Press & Media

Frontiers LA: Toning Up Your Spirit

At the tender age of 5, Shaman Durek already knew his path in life: He was to be a shaman. His great grandmother, who was a medicine woman and a powerful member of her tribe in Africa, spoke of Durek long before he was born and appointed him as her successor.

As a child, he exhibited special gifts such as the ability to hear thoughts, see people’s energy, talk to spirits and his ancestors, know things that were going to occur prior to them happening, feel people’s pain and heal them. The only problem was, young Durek thought everybody had these abilities.

“One day I was on the playground with this little girl and I grabbed her hand,” Durek recalls. “All of a sudden, I started shaking and I flashed and saw her hair falling out and her throwing up and being really sick in the hospital. I saw her walking into the light. I started screaming at the top of my lungs until the person who watched the playground came and grabbed me. I was like, ‘You have to help her!’ I told the principal what I saw and about two weeks later, they found out the girl had cancer. She ended up passing away. People heard about it and didn’t want me around their kids. They called me a freak. My teachers were scared of me.”

Durek soon learned his role would bring with it many challenges. In his late teens, he rebelled against being a shaman, involving himself in dancing, modeling and acting—but he lacked fulfillment and knew he wasn’t living his truth and decided to devote himself to the practice.
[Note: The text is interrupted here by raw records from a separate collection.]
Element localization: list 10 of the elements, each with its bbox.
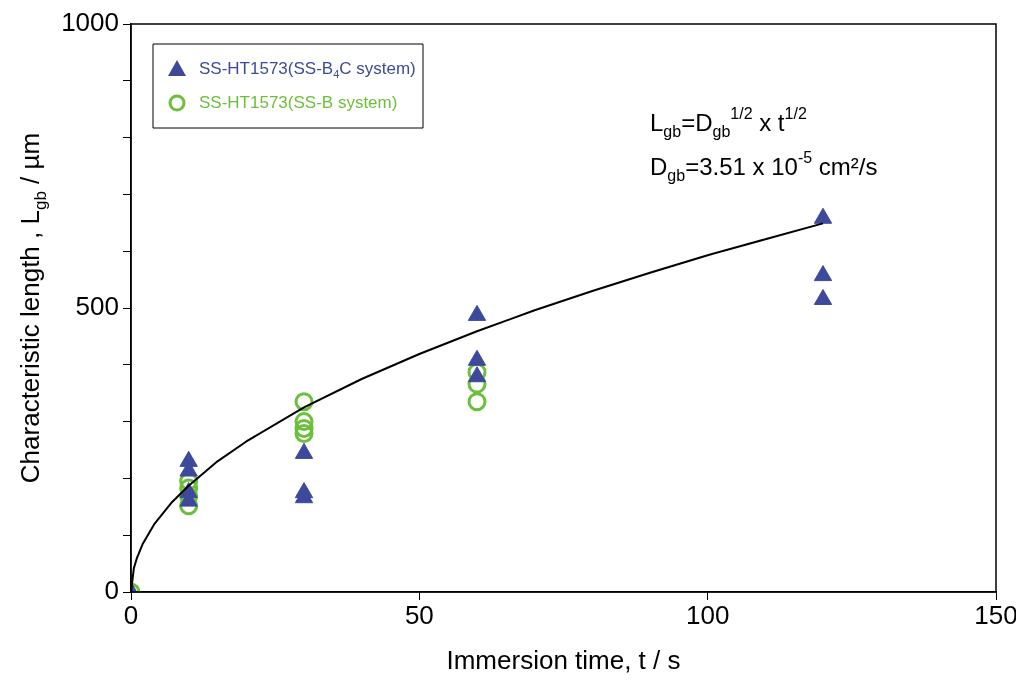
x-tick-label: 100 — [685, 600, 730, 631]
y-tick-label: 500 — [75, 291, 119, 322]
y-tick-label: 0 — [104, 575, 119, 606]
x-tick-label: 0 — [123, 600, 139, 631]
y-axis-title: Characteristic length , Lgb / µm — [15, 132, 50, 484]
x-axis-title: Immersion time, t / s — [446, 645, 681, 676]
y-tick-label: 1000 — [61, 7, 119, 38]
x-tick-label: 150 — [974, 600, 1018, 631]
x-tick-label: 50 — [404, 600, 434, 631]
legend-label: SS-HT1573(SS-B system) — [199, 92, 398, 112]
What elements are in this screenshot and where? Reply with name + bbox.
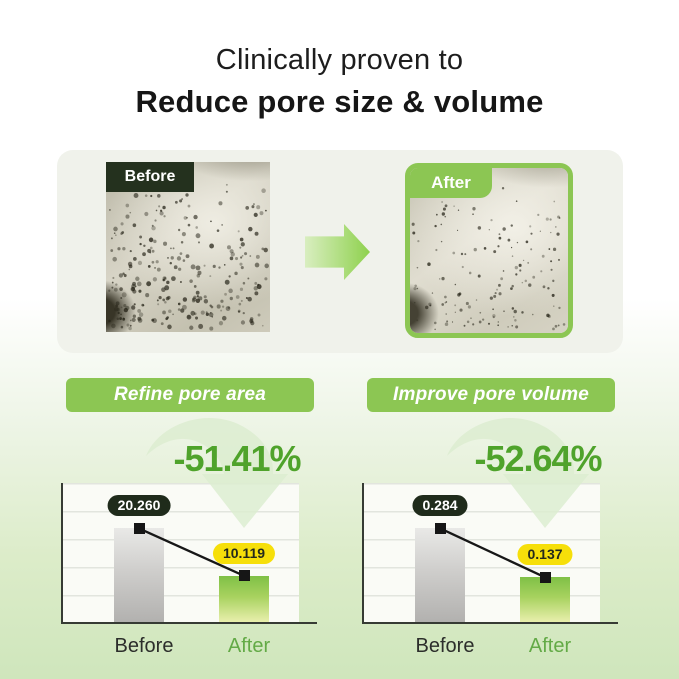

So what exactly is a shaman? The word means “one who knows,” but, simply, Durek says he is a servant of the people and the Earth. Shamans travel, using various techniques and skills to reach different types of dimensions and consciousness so they can bring back information to help others. In the ancient days, chiefs would consult a shaman for guidance on where the tribe should plant its crops. The shaman would talk to the spirits and bring back the information, acting as a bridge to the spirit world. “To be a shaman, it takes a great deal of devotion, humbleness and willingness to surrender the part of the mind that wants to see things in a certain way,” he explains. “It’s about being a vessel.”

One of Durek’s main goals is to let people know about the importance of spiritual health and the effect stress can have on the physical body. “Your body is made up of energy—your cells, your organs, your bones,” he says. “When your mind is not in harmony, then your physical body starts to experience it. Your spiritual body is always the first body that experiences something, then it goes down to your mind. Then your emotions begin to get involved. That then affects the physical. The body is the last state for your spirit to communicate to you that your spirit is not happy. It’s important to have a balanced spiritual self so that when you are spiritually centered, your mind is harmoniously clear and you feel a sense of well-being. Everything in your body is getting complete harmonized energy, therefore you’re drinking water, you’re exercising, you’re taking care of your body temple. This is what houses your soul, and if your soul is unhappy, this is what creates disease in the body.”

Illness is something Durek knows about firsthand. Ten years ago, he experienced a potassium overload, which caused kidney failure, and he died in the hospital. On the seventh try, the medical staff was able to resuscitate him, but because he was gone for so long, he suffered brain damage and couldn’t walk. Durek used his shamanic skills to heal his legs and his ability to talk and walk. The only thing he didn’t repair were his kidneys. Thanks to his sister’s donation, he underwent a kidney transplant a year and a half ago. Durek believes it was an experience he needed to go through as part of his shamanic path.

This path has afforded Durek the ability to cleanse poison out of people’s bodies and communicate with different parts of their spirit. He applies ancient spiritual wisdom to help bring success, happiness and healing into people’s lives. “People intrinsically know who they are,” he says. “They just have so many distractions because they’ve been trying to please the outside world so much, they’ve lost track of their authenticity. What I do is help them get back to their authentic selves.”

When Durek was in Israel, he had an experience at the Wailing Wall in Bethlehem that profoundly affected the way he would interact with others—even those who he may not agree with. “I was always confused about what and who was God,” he says. “I put my hand on the wall and said, ‘Who are you, God?’ All of a sudden, I saw this blast of light. I felt everything. I saw the sea, trees, people, ants, spiders, sky, air, planets, stars—everything—and it kept going faster and faster until it became this glowing, vibrant, intense, almost childlike energy of pure love. And in the center was this unconditional, playful creative being that didn’t have any sex, didn’t have any male or female characteristics. It was just pure energy. I felt it in my heart and started to get a nosebleed. It was so intense that I fell down. That was all I needed to know. That opened up a doorway for me. People are like, ‘You have to wake up the Christians.’ But if people don’t want to wake up, they don’t have to. I’m going to love them, and if they don’t feel my love because they’re closed off to it, then that’s their choice. I’m not here to battle people. I’m here to love them. I don’t need to love people because we have something in common. I can love you just because you’re created.”